As a beautiful way to celebrate its sixtieth anniversary, the Cannes Film Festival asked 35 directors from all over the world to make a three-minute film about a cinema that has inspired them. The result is Chacun son cinéma [To each his own cinema], a film compilation seen in its entirety by the artists at the same time as the public when it was screened at the Festival.
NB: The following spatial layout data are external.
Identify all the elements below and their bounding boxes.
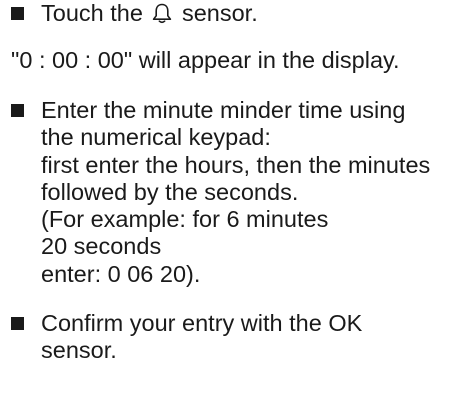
bell-icon xyxy=(153,3,172,24)
step-text-before-icon: Touch the xyxy=(41,0,143,26)
step-line: enter: 0 06 20). xyxy=(41,260,201,287)
step-line: 20 seconds xyxy=(41,233,162,260)
step-text: Enter the minute minder time using the n… xyxy=(41,97,430,288)
step-line: first enter the hours, then the minutes xyxy=(41,151,431,178)
display-note: "0 : 00 : 00" will appear in the display… xyxy=(11,47,400,73)
step-line: (For example: for 6 minutes xyxy=(41,206,329,233)
bullet-square-icon xyxy=(11,317,24,330)
step-text: Confirm your entry with the OK sensor. xyxy=(41,310,362,365)
step-line: Confirm your entry with the OK xyxy=(41,310,363,336)
step-line: followed by the seconds. xyxy=(41,178,299,205)
bullet-square-icon xyxy=(11,7,24,20)
bullet-square-icon xyxy=(11,104,24,117)
instruction-document: Touch the sensor. "0 : 00 : 00" will app… xyxy=(0,0,474,396)
step-text-after-icon: sensor. xyxy=(181,0,258,26)
step-text: Touch the sensor. xyxy=(41,0,258,27)
step-line: Enter the minute minder time using xyxy=(41,97,406,123)
step-line: sensor. xyxy=(41,337,117,364)
step-line: the numerical keypad: xyxy=(41,124,271,151)
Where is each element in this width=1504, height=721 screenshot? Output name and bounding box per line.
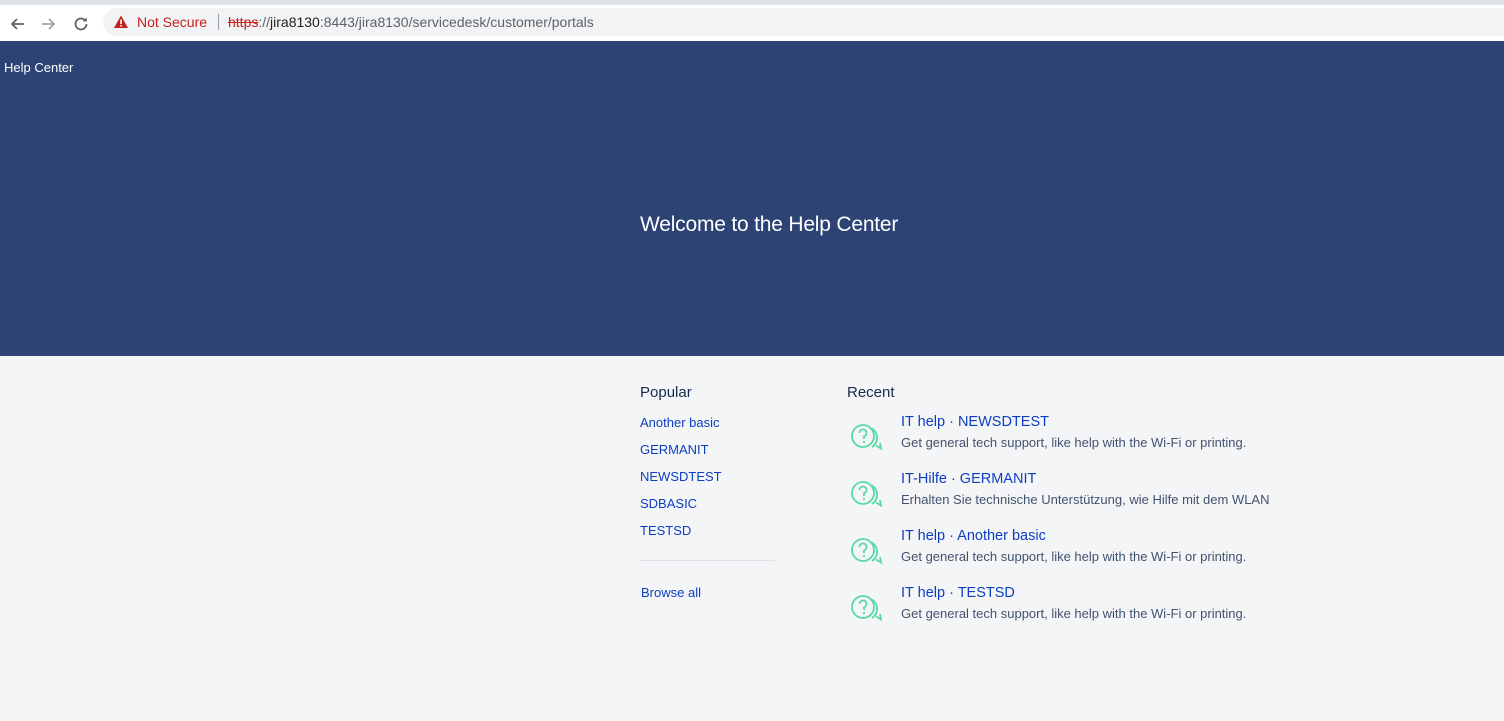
- recent-item[interactable]: IT help · Another basic Get general tech…: [847, 528, 1347, 585]
- recent-item-description: Erhalten Sie technische Unterstützung, w…: [901, 492, 1270, 507]
- recent-item-description: Get general tech support, like help with…: [901, 549, 1247, 564]
- security-label[interactable]: Not Secure: [137, 14, 207, 30]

For its president, Gilles Jacob, the idea was to bring filmmakers together, but not just any filmmaker: "Those who have the merit - and it’s no easy thing - of contributing to the development of the cinema as an art form." Among those responding to the call were American Gus Van Sant, Englishman Ken Loach, Polish director Roman Polanski, Mexican Alexandro Gonzalez Inarritu, Chinese Wong Kar-Wai, New Zealander Jane Campion, Israeli Amos Gitaï, Egyptian Youssef Chahine, Iranian Abbas Kiarostami, as well as French director Olivier Assayas and photographer and documentary-maker Raymond Depardon, all prepared to celebrate collectively, in the words of Gilles Jacob "the place where the artistic spark is kindled when the lights go out and the film begins".
N.B. the Cannes Film Festival, in partnership with the Ministry of Foreign Affairs, as part of its promotion of the cinematography of the South, is devoting a day to screening African films, with the programme "All the cinemas of the world", and is organising meet-the-director sessions with 20 filmmakers from sub-Saharan Africa as well as a celebration of this continent, which is an important exponent of the art of film-making.